Community-Based Care

The need for family-based and community-based alternative care has been mentioned often in these blogs. Many decades of research has shown that children do much better when they grow up in a family and as part of a community. However, it is important to understand what community-based care really means because too often there is a misunderstanding about this, with harmful effects on the child.

The biggest misunderstanding is about what ‘in the community’ means. This is generally seen as meaning ‘not in a building that stands in an isolated location instead of between other buildings where people live.’ To a certain extent, this is correct. However, just living in a building surrounded by other buildings where people live, a building within the community, does not automatically mean that the children in that building also are given the opportunity to be part of the community.

Too often it happens that small group homes are said to be ‘community-based’ because they are located in houses or apartments within the community. However, in practice, the children living in these small group homes are not encouraged or even allowed to play outside and meet with other children in the neighbourhood. They are not given the opportunity to take part in activities, events, and celebrations that take place in the community. And they are not taken along to shops, markets, banks or on other errands, giving them a chance to learn to negotiate these kinds of situations.

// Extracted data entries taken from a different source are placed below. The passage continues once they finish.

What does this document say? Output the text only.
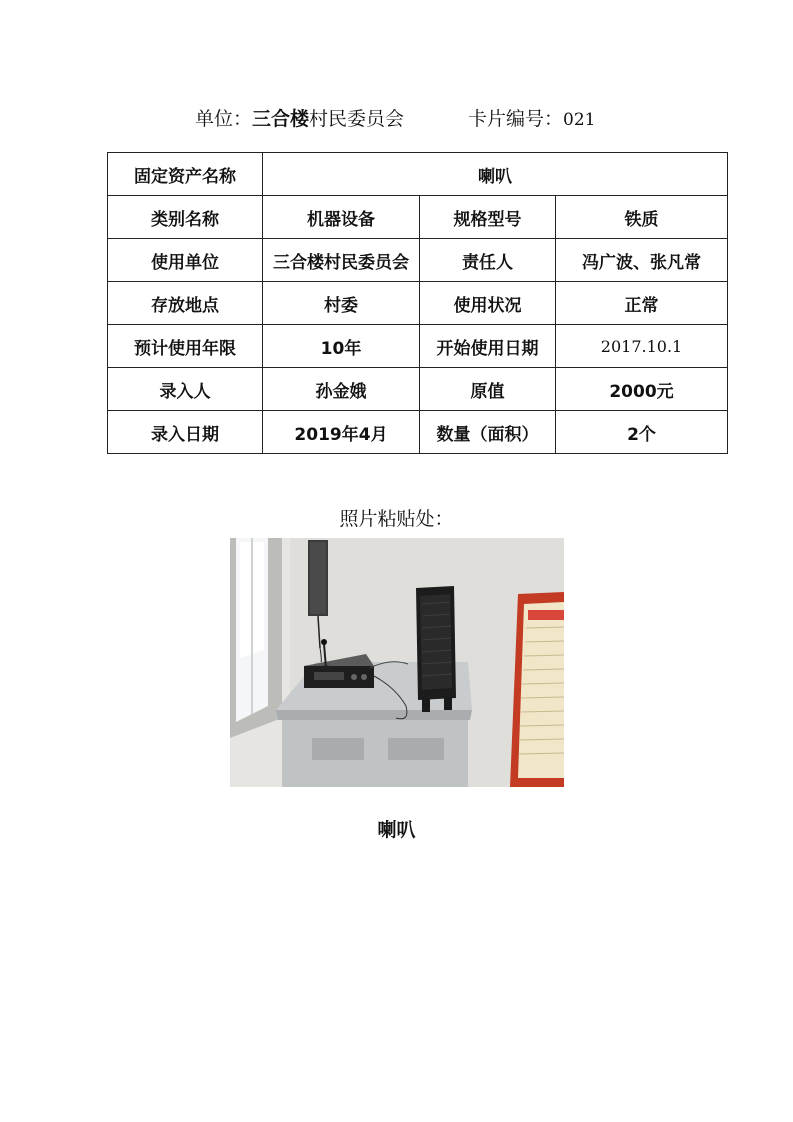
单位：三合楼村民委员会	卡片编号：021
固定资产名称	喇叭		
类别名称	机器设备	规格型号	铁质
使用单位	三合楼村民委员会	责任人	冯广波、张凡常
存放地点	村委	使用状况	正常
预计使用年限	10年	开始使用日期	2017.10.1
录入人	孙金娥	原值	2000元
录入日期	2019年4月	数量（面积）	2个
照片粘贴处：
喇叭
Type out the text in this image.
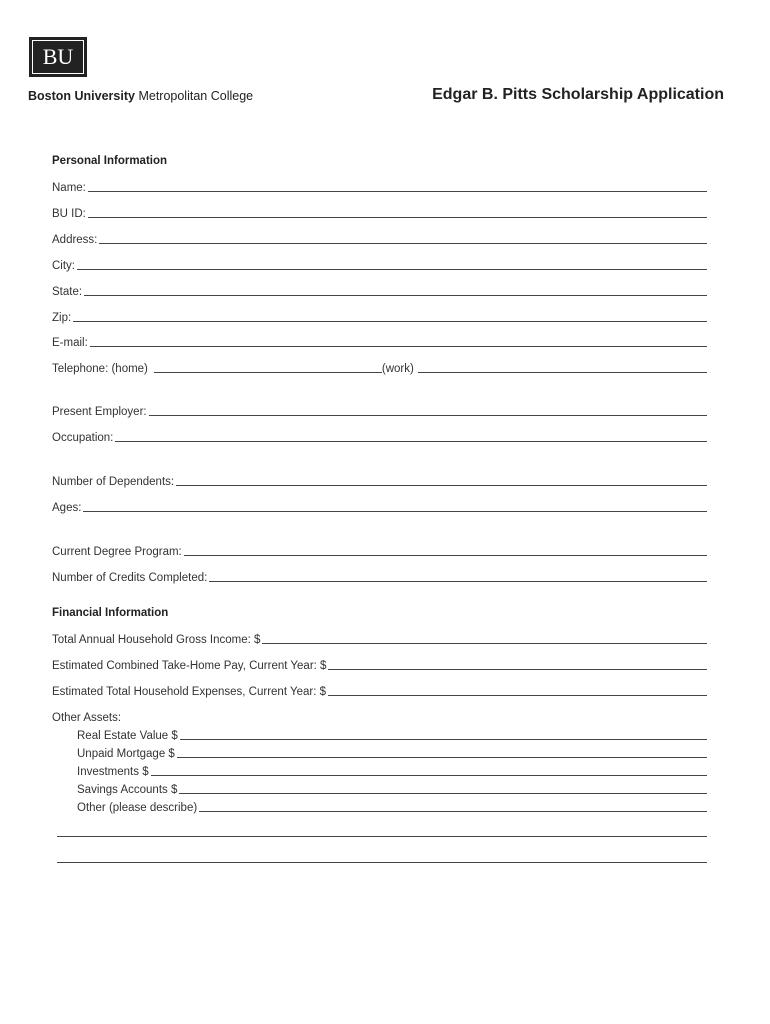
BU
Boston University Metropolitan College	Edgar B. Pitts Scholarship Application
Personal Information
Name:
BU ID:
Address:
City:
State:
Zip:
E-mail:
Telephone: (home)	(work)
Present Employer:
Occupation:
Number of Dependents:
Ages:
Current Degree Program:
Number of Credits Completed:
Financial Information
Total Annual Household Gross Income: $
Estimated Combined Take-Home Pay, Current Year: $
Estimated Total Household Expenses, Current Year: $
Other Assets:
Real Estate Value $
Unpaid Mortgage $
Investments $
Savings Accounts $
Other (please describe)
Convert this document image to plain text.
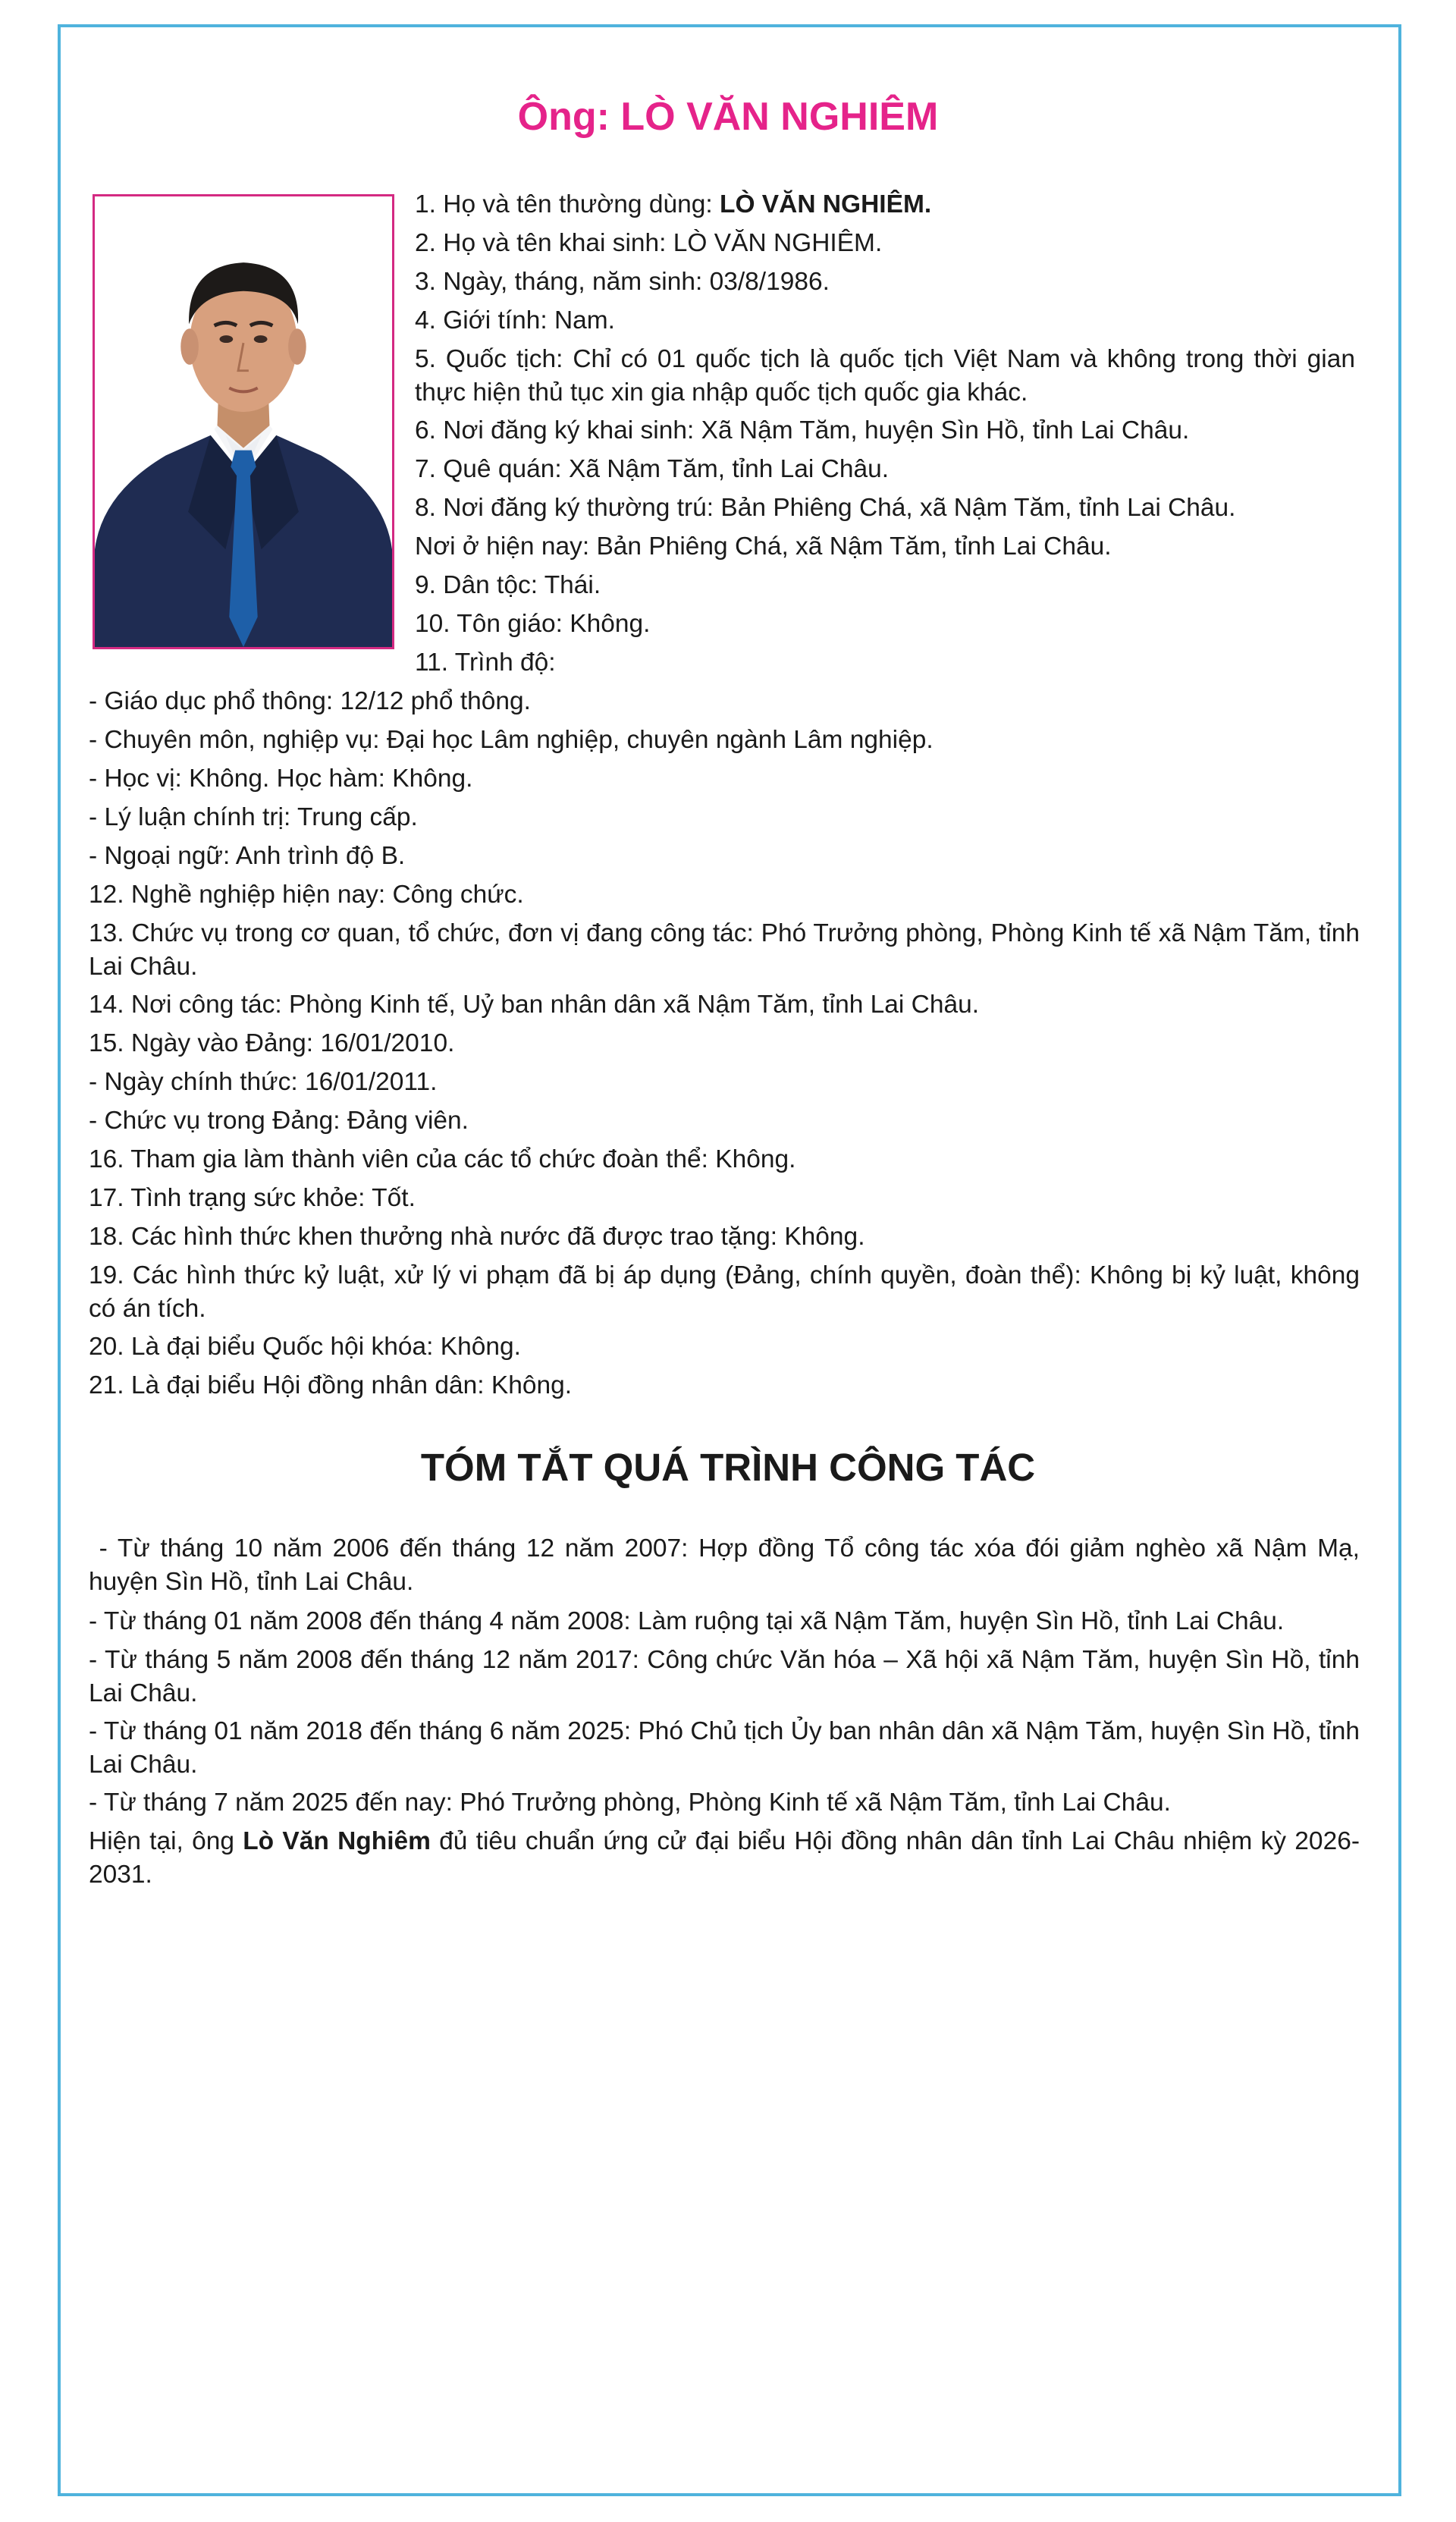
Ông: LÒ VĂN NGHIÊM

1. Họ và tên thường dùng: LÒ VĂN NGHIÊM.

2. Họ và tên khai sinh: LÒ VĂN NGHIÊM.

3. Ngày, tháng, năm sinh: 03/8/1986.

4. Giới tính: Nam.

5. Quốc tịch: Chỉ có 01 quốc tịch là quốc tịch Việt Nam và không trong thời gian thực hiện thủ tục xin gia nhập quốc tịch quốc gia khác.

6. Nơi đăng ký khai sinh: Xã Nậm Tăm, huyện Sìn Hồ, tỉnh Lai Châu.

7. Quê quán: Xã Nậm Tăm, tỉnh Lai Châu.

8. Nơi đăng ký thường trú: Bản Phiêng Chá, xã Nậm Tăm, tỉnh Lai Châu.

Nơi ở hiện nay: Bản Phiêng Chá, xã Nậm Tăm, tỉnh Lai Châu.

9. Dân tộc: Thái.

10. Tôn giáo: Không.

11. Trình độ:

- Giáo dục phổ thông: 12/12 phổ thông.

- Chuyên môn, nghiệp vụ: Đại học Lâm nghiệp, chuyên ngành Lâm nghiệp.

- Học vị: Không. Học hàm: Không.

- Lý luận chính trị: Trung cấp.

- Ngoại ngữ: Anh trình độ B.

12. Nghề nghiệp hiện nay: Công chức.

13. Chức vụ trong cơ quan, tổ chức, đơn vị đang công tác: Phó Trưởng phòng, Phòng Kinh tế xã Nậm Tăm, tỉnh Lai Châu.

14. Nơi công tác: Phòng Kinh tế, Uỷ ban nhân dân xã Nậm Tăm, tỉnh Lai Châu.

15. Ngày vào Đảng: 16/01/2010.

- Ngày chính thức: 16/01/2011.

- Chức vụ trong Đảng: Đảng viên.

16. Tham gia làm thành viên của các tổ chức đoàn thể: Không.

17. Tình trạng sức khỏe: Tốt.

18. Các hình thức khen thưởng nhà nước đã được trao tặng: Không.

19. Các hình thức kỷ luật, xử lý vi phạm đã bị áp dụng (Đảng, chính quyền, đoàn thể): Không bị kỷ luật, không có án tích.

20. Là đại biểu Quốc hội khóa: Không.

21. Là đại biểu Hội đồng nhân dân: Không.

TÓM TẮT QUÁ TRÌNH CÔNG TÁC

- Từ tháng 10 năm 2006 đến tháng 12 năm 2007: Hợp đồng Tổ công tác xóa đói giảm nghèo xã Nậm Mạ, huyện Sìn Hồ, tỉnh Lai Châu.

- Từ tháng 01 năm 2008 đến tháng 4 năm 2008: Làm ruộng tại xã Nậm Tăm, huyện Sìn Hồ, tỉnh Lai Châu.

- Từ tháng 5 năm 2008 đến tháng 12 năm 2017: Công chức Văn hóa – Xã hội xã Nậm Tăm, huyện Sìn Hồ, tỉnh Lai Châu.

- Từ tháng 01 năm 2018 đến tháng 6 năm 2025: Phó Chủ tịch Ủy ban nhân dân xã Nậm Tăm, huyện Sìn Hồ, tỉnh Lai Châu.

- Từ tháng 7 năm 2025 đến nay: Phó Trưởng phòng, Phòng Kinh tế xã Nậm Tăm, tỉnh Lai Châu.

Hiện tại, ông Lò Văn Nghiêm đủ tiêu chuẩn ứng cử đại biểu Hội đồng nhân dân tỉnh Lai Châu nhiệm kỳ 2026-2031.
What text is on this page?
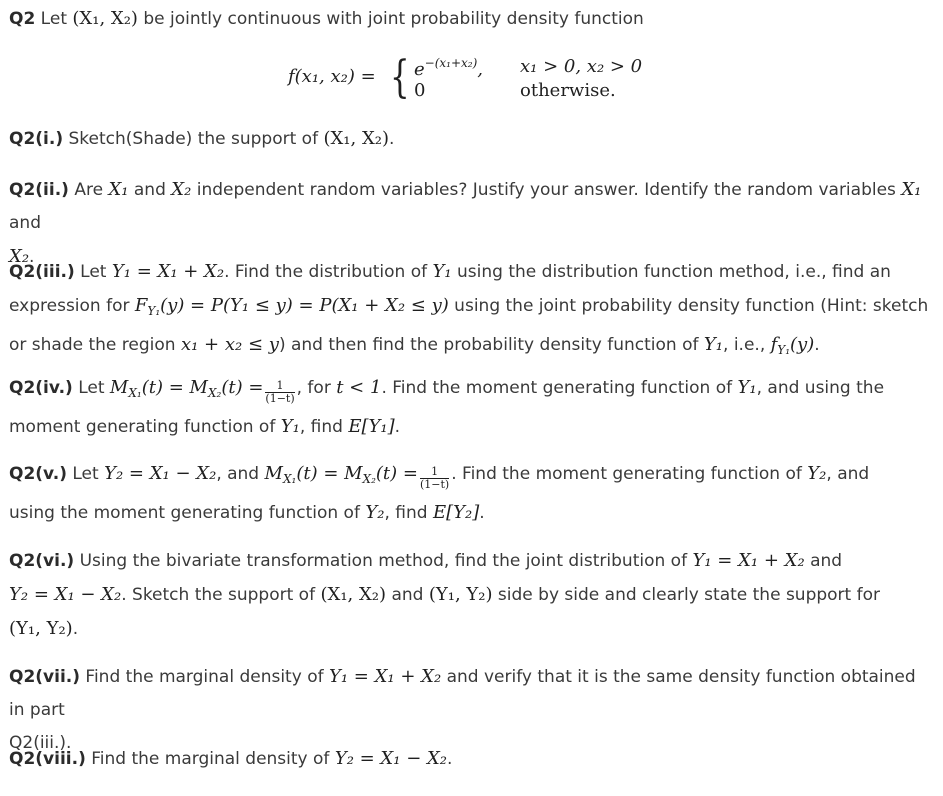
Q2 Let (X₁, X₂) be jointly continuous with joint probability density function

f(x₁, x₂) = { $e^{-(x_1+x_2)}$,
0
x₁ > 0, x₂ > 0
otherwise.

Q2(i.) Sketch(Shade) the support of (X₁, X₂).

Q2(ii.) Are X₁ and X₂ independent random variables? Justify your answer. Identify the random variables X₁ and
X₂.

Q2(iii.) Let Y₁ = X₁ + X₂. Find the distribution of Y₁ using the distribution function method, i.e., find an
expression for $F_{Y_1}(y) = P(Y_1 \le y) = P(X_1 + X_2 \le y)$ using the joint probability density function (Hint: sketch
or shade the region x₁ + x₂ ≤ y) and then find the probability density function of Y₁, i.e., $f_{Y_1}(y)$.

Q2(iv.) Let $M_{X_1}(t) = M_{X_2}(t) = \frac{1}{(1-t)}$ , for t < 1. Find the moment generating function of Y₁, and using the
moment generating function of Y₁, find E[Y₁].

Q2(v.) Let Y₂ = X₁ − X₂, and $M_{X_1}(t) = M_{X_2}(t) = \frac{1}{(1-t)}$ . Find the moment generating function of Y₂, and
using the moment generating function of Y₂, find E[Y₂].

Q2(vi.) Using the bivariate transformation method, find the joint distribution of Y₁ = X₁ + X₂ and
Y₂ = X₁ − X₂. Sketch the support of (X₁, X₂) and (Y₁, Y₂) side by side and clearly state the support for
(Y₁, Y₂).

Q2(vii.) Find the marginal density of Y₁ = X₁ + X₂ and verify that it is the same density function obtained in part
Q2(iii.).

Q2(viii.) Find the marginal density of Y₂ = X₁ − X₂.
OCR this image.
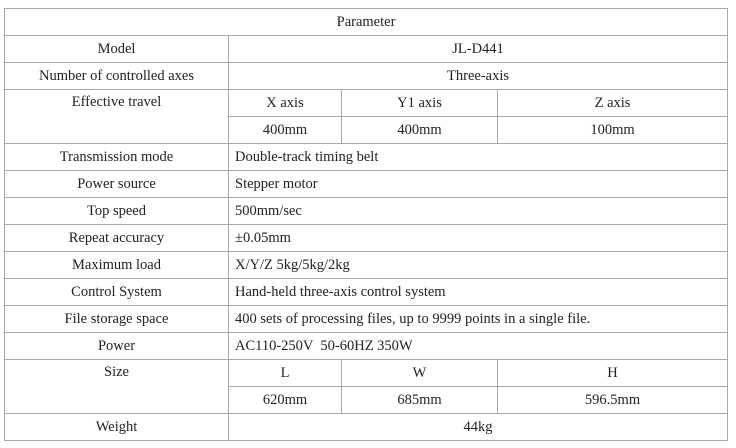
Parameter			
Model	JL-D441		
Number of controlled axes	Three-axis		
Effective travel	X axis	Y1 axis	Z axis
	400mm	400mm	100mm
Transmission mode	Double-track timing belt		
Power source	Stepper motor		
Top speed	500mm/sec		
Repeat accuracy	±0.05mm		
Maximum load	X/Y/Z 5kg/5kg/2kg		
Control System	Hand-held three-axis control system		
File storage space	400 sets of processing files, up to 9999 points in a single file.		
Power	AC110-250V  50-60HZ 350W		
Size	L	W	H
	620mm	685mm	596.5mm
Weight	44kg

So, while they are technically located within the community, they are not part of the community and do not get to see much more than the inside of their living space and the route to school. This is not community-based care. For care to be community-based, children’s lives have to be intertwined with the community around them.

And for community-based care to be possible, community services need to be available. This means that it has to be possible for children to go to school in their community, to have access to inclusive daycare and recreational activities, to have access to healthcare and mental health and rehabilitative services, all within their community.